Пока мы рассматривали книгу и любовались ею, нас незаметно окружили хористы. К нашему удивлению, у них – совсем иные, чем прежде, при нашем появлении на хорах, лица. У многих горят глаза. Пытаются заговорить с нами на ужасающем французском языке. Наконец, они решились-таки спросить нас:
– Где вы научились так хорошо петь?
– В России, – говорим, – ведь мы русские.
– Да, мы знаем! Но нашу-то музыку где изучали?
– Как где? – отвечаем. – Мы специально ее совсем не изучали. Нам дали ноты, мы спелись, и вот пришли сюда, чтобы спеть здесь.
– Но ведь вы пели на чужом для вас языке, без аккомпанемента, и никто вами не управлял! Откуда же у вас такая свобода и непринужденность исполнения? А главное – такая точность и чистота интонации и такая слитность пения?.. Поете, точно не трое, а один человек поет! Признаться, нам так не спеть!..
Мы улыбнулись, поблагодарили за комплимент и снова ответили, что мы – из России и там привыкли именно так петь. Мы с малых лет без аккомпанемента поем.
– Но ведь это там у вас, дома, где вы поете вашу родную, привычную для вас музыку! А здесь-то как – чужую для вас, католическую?..
Разговор наш чем дальше, тем все больше не клеился. Как ни объясняли мы испанцам, что мы с малых лет певуны, что нам все равно, что петь, – свое или чужое, – они не могли взять в толк, как это так: русские, а могут петь и нерусское, да еще строгое, выдержанное по стилю и… по-латыни?
– Мы, – сказали нам испанцы в заключение, – и представить себе не можем, что получилось бы, если бы нам пришлось петь вашу музыку, в вашей стране, по-русски…
Беседа наша так ничем и не кончилась, мы не договорились. Но, встретившись почти врагами, расстались друзьями. Нас провожали полные удивления восторженные, возбужденные лица, дружеские пожатия рук, приветы и даже благодарности.
Позже официальным путем мы получили официальную благодарность их величеств: «Expresivas gracias por la amable actuacion tomada en la Capilla publica del dia 2 del actual en que tan admirablemente canto…»[2]
Этот небольшой эпизод для меня лично – полон значения. Для меня это не частный случай оценки русских певцов испанскими хористами, а отражение общего отношения Западной Европы к нам – русским. Европа раньше нас не знала и с нами почти не сталкивалась. Когда же столкнулась, то не сумела посмотреть на нас иначе, как свысока.
– Что? Русский? Певец? Ну, пусть споет что-нибудь «русское»! – говорила Европа.
Прикосновения к своему, к общеевропейскому с нашей стороны она не допускала («где же, мол, им?»), а вернее, что попросту этим не интересовалась.

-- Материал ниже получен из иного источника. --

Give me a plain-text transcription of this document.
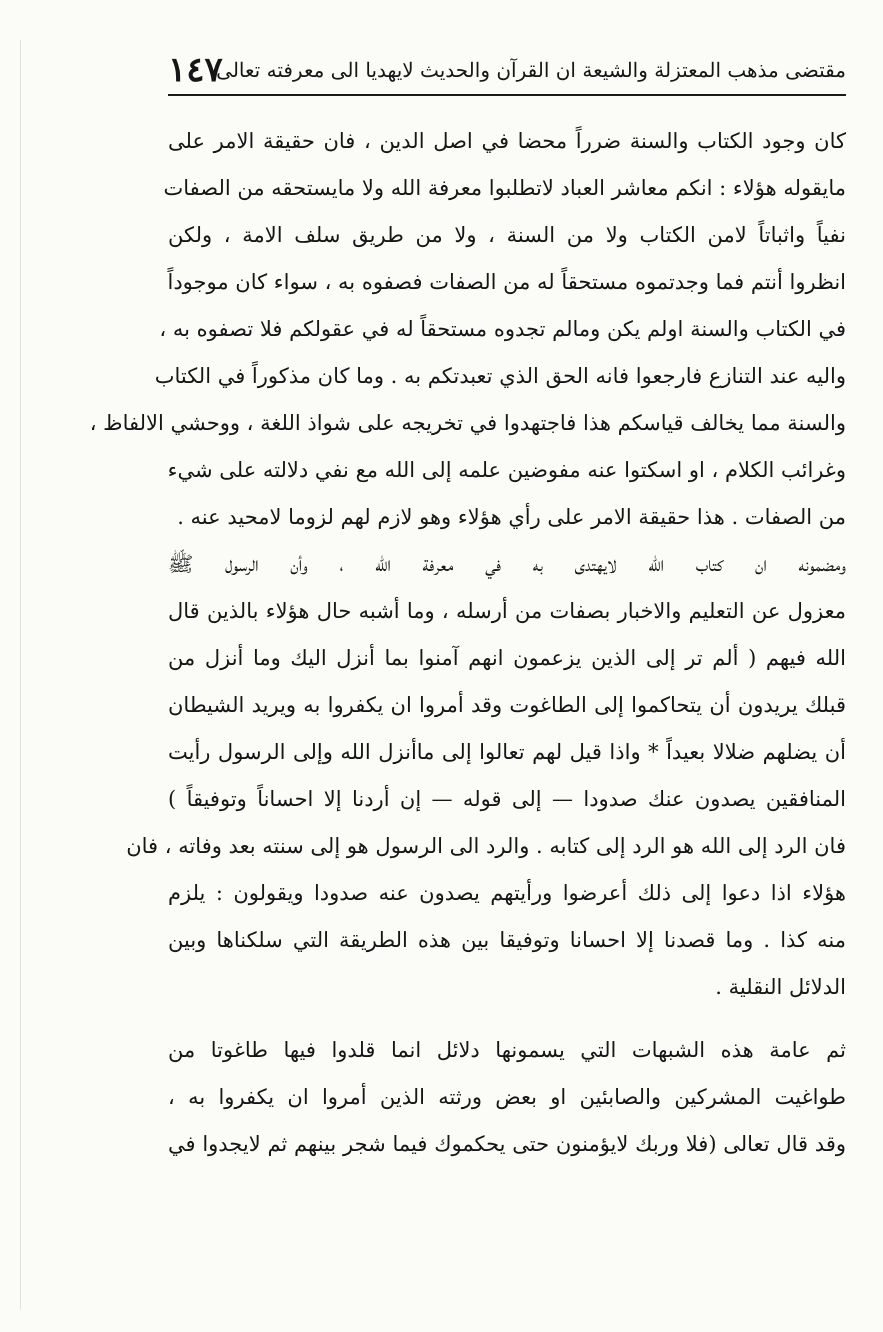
مقتضى مذهب المعتزلة والشيعة ان القرآن والحديث لايهديا الى معرفته تعالى
١٤٧
كان وجود الكتاب والسنة ضرراً محضا في اصل الدين ، فان حقيقة الامر على
مايقوله هؤلاء : انكم معاشر العباد لاتطلبوا معرفة الله ولا مايستحقه من الصفات
نفياً واثباتاً لامن الكتاب ولا من السنة ، ولا من طريق سلف الامة ، ولكن
انظروا أنتم فما وجدتموه مستحقاً له من الصفات فصفوه به ، سواء كان موجوداً
في الكتاب والسنة اولم يكن ومالم تجدوه مستحقاً له في عقولكم فلا تصفوه به ،
واليه عند التنازع فارجعوا فانه الحق الذي تعبدتكم به . وما كان مذكوراً في الكتاب
والسنة مما يخالف قياسكم هذا فاجتهدوا في تخريجه على شواذ اللغة ، ووحشي الالفاظ ،
وغرائب الكلام ، او اسكتوا عنه مفوضين علمه إلى الله مع نفي دلالته على شيء
من الصفات . هذا حقيقة الامر على رأي هؤلاء وهو لازم لهم لزوما لامحيد عنه .
ومضمونه ان كتاب الله لايهتدى به في معرفة الله ، وأن الرسول ﷺ
معزول عن التعليم والاخبار بصفات من أرسله ، وما أشبه حال هؤلاء بالذين قال
الله فيهم ( ألم تر إلى الذين يزعمون انهم آمنوا بما أنزل اليك وما أنزل من
قبلك يريدون أن يتحاكموا إلى الطاغوت وقد أمروا ان يكفروا به ويريد الشيطان
أن يضلهم ضلالا بعيداً * واذا قيل لهم تعالوا إلى ماأنزل الله وإلى الرسول رأيت
المنافقين يصدون عنك صدودا — إلى قوله — إن أردنا إلا احساناً وتوفيقاً )
فان الرد إلى الله هو الرد إلى كتابه . والرد الى الرسول هو إلى سنته بعد وفاته ، فان
هؤلاء اذا دعوا إلى ذلك أعرضوا ورأيتهم يصدون عنه صدودا ويقولون : يلزم
منه كذا . وما قصدنا إلا احسانا وتوفيقا بين هذه الطريقة التي سلكناها وبين
الدلائل النقلية .
ثم عامة هذه الشبهات التي يسمونها دلائل انما قلدوا فيها طاغوتا من
طواغيت المشركين والصابئين او بعض ورثته الذين أمروا ان يكفروا به ،
وقد قال تعالى (فلا وربك لايؤمنون حتى يحكموك فيما شجر بينهم ثم لايجدوا في
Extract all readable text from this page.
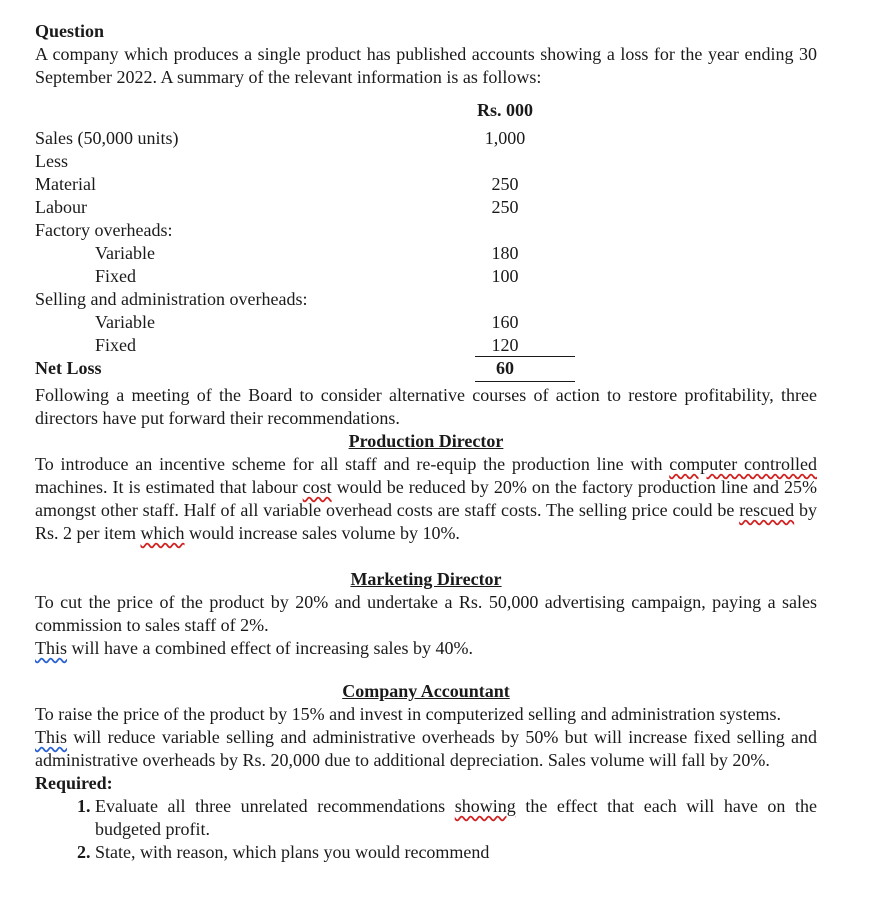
Question
A company which produces a single product has published accounts showing a loss for the year ending 30 September 2022. A summary of the relevant information is as follows:
Rs. 000
Sales (50,000 units)	1,000
Less
Material	250
Labour	250
Factory overheads:
Variable	180
Fixed	100
Selling and administration overheads:
Variable	160
Fixed	120
Net Loss	60
Following a meeting of the Board to consider alternative courses of action to restore profitability, three directors have put forward their recommendations.
Production Director
To introduce an incentive scheme for all staff and re-equip the production line with computer controlled machines. It is estimated that labour cost would be reduced by 20% on the factory production line and 25% amongst other staff. Half of all variable overhead costs are staff costs. The selling price could be rescued by Rs. 2 per item which would increase sales volume by 10%.
Marketing Director
To cut the price of the product by 20% and undertake a Rs. 50,000 advertising campaign, paying a sales commission to sales staff of 2%.
This will have a combined effect of increasing sales by 40%.
Company Accountant
To raise the price of the product by 15% and invest in computerized selling and administration systems.
This will reduce variable selling and administrative overheads by 50% but will increase fixed selling and administrative overheads by Rs. 20,000 due to additional depreciation. Sales volume will fall by 20%.
Required:
1. Evaluate all three unrelated recommendations showing the effect that each will have on the budgeted profit.
2. State, with reason, which plans you would recommend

Однако не всегда и не везде дело обстояло именно так, как она хотела. Иногда русскому певцу удавалось, что называется, «проскочить через запретную зону» вопреки желаниям и ожиданиям европейской публики и неплохо исполнить и не свое, не русское. Вот тогда Европа широко открывала удивленные глаза и не могла взять в толк, что перед ней за явление.
«Это что-то непостижимое, – твердила она. – Русские совершенно не похожи на европейцев. Но с европейской музыкой они обращаются, как со своей, и им, действительно, все равно, что петь, на каком языке».
Подобное отношение к нашей «русскости» мне приходилось наблюдать на других и испытывать на себе несчетное число раз в разных странах. В дальнейшем об этом предстоит немало рассказывать (вернусь еще к Испании и к испанскому дворцу). Пока же скажу, что Ф.И. Шаляпину и тому Европа «милостиво разрешала» петь лишь русское (чаще всего «Бориса Годунова»). Нерусские же его партии нисколько не интересовали Европу, и, например, его непревзойденный Мефистофель так и остался неизвестным Европе…
Миланский театр La Scala не в счет, разумеется. Этот театр вообще исключение, а у Шаляпина в нем были и особые обстоятельства, помогавшие делу.
В России до революции
Детство и юность в провинции
Итак, умение русских петь ансамбли удивляло и восхищало Европу. Но мы сами часто ничего особенного в этом не находили. Для нас это было делом привычным и обыкновенным. Мы, действительно, с малых лет ему учились, и даже не специально, а «походя», «между прочим» и не отдавая себе отчета в значительности этого.
Не все, разумеется, становились певцами-профессионалами, но все мы с детства были окружены ансамбльным пением, постоянно слышали его, привыкали разбираться в нем, понимать в нем толк и понемногу сами в него втягивались.
Конечно, это прежде всего относилось к церковному пению. Как его много было в России и какую громадную роль играло оно в жизни русской!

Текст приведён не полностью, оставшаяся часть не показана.